Pada sindroma kompartemen kronik di dapatkan nyeri yang hilang timbul, dimana nyeri muncul pada
saat berolah raga dan berkurang pada saat beristirahat. Sindroma kompartemen kronik dibedakan
dengan claudikasio intermitten yang merupakan nyeri otot atau kelemahan otot pada tungkai bawah
karena latihan dan berkurang dengan istirahat, biasanya nyeri berhenti 2-5 menit setelah beraktivitas.
Hal ini disebabkan oleh adanya oklusi atau obstruksi pada arteri bagian proksimal, tidak ada peningkatan
kompartemen dalam hal ini. Sedangkan sindroma kompartemen kornik adanya kontraksi otot berulang-
ulang yang dapat meningkatkan tekanan intramuskuler sehingga menyebabkan iskemia kemudian
menurunkan aliran darah dan otot menjadi kram.

X. KOMPLIKASI
Komplikasi terjadi akibat trauma permanen yang mengenai otot dan syaraf yang dapat mengurangi
fungsinya. Apabila sindrom kompartemen lebih dari 8 jam dapat mengakibatkan nekrosis dari syaraf dan
otot dalam kompartemen.
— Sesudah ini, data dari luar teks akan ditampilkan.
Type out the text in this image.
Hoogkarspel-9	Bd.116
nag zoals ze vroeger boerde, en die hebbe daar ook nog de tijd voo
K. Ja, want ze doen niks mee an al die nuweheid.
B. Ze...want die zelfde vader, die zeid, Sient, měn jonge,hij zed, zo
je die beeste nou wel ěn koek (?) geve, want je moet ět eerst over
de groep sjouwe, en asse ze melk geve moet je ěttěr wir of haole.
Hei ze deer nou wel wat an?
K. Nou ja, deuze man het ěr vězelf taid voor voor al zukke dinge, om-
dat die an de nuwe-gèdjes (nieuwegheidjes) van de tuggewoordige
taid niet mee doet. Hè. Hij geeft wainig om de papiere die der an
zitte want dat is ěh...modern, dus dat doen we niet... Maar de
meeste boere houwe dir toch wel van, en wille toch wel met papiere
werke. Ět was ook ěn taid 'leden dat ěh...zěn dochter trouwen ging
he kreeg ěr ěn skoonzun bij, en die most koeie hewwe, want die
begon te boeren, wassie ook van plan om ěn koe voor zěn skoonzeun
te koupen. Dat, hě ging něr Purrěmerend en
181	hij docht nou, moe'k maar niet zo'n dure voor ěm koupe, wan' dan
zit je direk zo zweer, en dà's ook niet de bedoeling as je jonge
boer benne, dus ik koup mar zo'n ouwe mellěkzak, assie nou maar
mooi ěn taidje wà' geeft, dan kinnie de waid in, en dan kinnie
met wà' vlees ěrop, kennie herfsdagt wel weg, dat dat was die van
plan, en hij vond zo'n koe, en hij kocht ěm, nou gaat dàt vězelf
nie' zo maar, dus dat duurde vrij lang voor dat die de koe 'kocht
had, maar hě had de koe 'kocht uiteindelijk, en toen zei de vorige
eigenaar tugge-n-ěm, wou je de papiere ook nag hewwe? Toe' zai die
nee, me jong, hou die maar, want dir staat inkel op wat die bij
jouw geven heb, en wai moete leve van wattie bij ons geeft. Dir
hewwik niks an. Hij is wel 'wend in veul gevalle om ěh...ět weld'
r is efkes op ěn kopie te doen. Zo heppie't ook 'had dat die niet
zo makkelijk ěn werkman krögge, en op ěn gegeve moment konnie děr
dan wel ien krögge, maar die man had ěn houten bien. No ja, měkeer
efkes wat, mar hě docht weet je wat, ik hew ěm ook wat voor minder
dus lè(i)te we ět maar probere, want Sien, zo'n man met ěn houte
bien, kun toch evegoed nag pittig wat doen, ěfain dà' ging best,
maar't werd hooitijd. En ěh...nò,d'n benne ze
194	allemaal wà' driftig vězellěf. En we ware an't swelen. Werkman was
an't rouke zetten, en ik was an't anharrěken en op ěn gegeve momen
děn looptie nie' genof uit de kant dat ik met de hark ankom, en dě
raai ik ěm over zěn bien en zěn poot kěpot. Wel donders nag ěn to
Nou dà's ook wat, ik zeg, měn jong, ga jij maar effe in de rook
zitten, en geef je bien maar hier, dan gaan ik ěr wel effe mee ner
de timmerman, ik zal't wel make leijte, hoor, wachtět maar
Syaraf dapat beregenerasi sedangkan otot tidak sehingga jika terjadi infark
tidak dapat pulih kembali dan digantikan dengan jaringan fibrosa yang tidak elastis yaitu kontraktur
iskemik Volkmann, yaitu kelanjutan dari sindrom kompartemen akut yang tidak mendapat terapi selama
lebih dari beberapa minggu atau bulan. Kira-kira 1-10% dari semua kasus sindrom kompartemen
berkembang menjadi kontraktur volkmann.
Kontraktur Volkmann
Iskemia berat yang berlangsung selama 6-8 jam dapat menyebabkan kematian otot dan nervus, yang
kemudian menyebabkan terjadinya kontraktur Volkmann.
Kontraktur Volkmann adalah deformitas pada tangan, jari, dan pergelangan tangan karena adanya
trauma pada lengan bawah. Disebabkan oleh iskemia yang biasanya disebabkan oleh peningkatan
tekanan (sindrom kompartemen). Trauma vaskuler menyebabkan infark otot dan kematian serat otot,
kemudian otot digantikan oleh jaringan ikat.
Sedangkan komplikasi sistemik yang dapat timbul dari sindroma kompartemen meliputi gagal ginjal
akut, sepsis dan acute respiratory distress syndrome (ARDS) yang fatal jika terjadi sepsis kegagalan
organ secara multi sistem.

XI. PROGNOSIS
Sindroma kompartemen akut cenderung memiliki hasil akhir yang jelek, toleransi otot untuk terjadinya
iskemia adalah 4 jam. Kerusakan irreversible terjadi bila lebih dari 8 jam. Jika diagnosa terlambat dapat
menyebabkan trauma syaraf dan hilangnya fungsi otot. Walaupun fasciotomi dilakukan dengan cepat
dan awal, hampir 20% pasien mengalami deficit motorik dan sensorik yang persisten.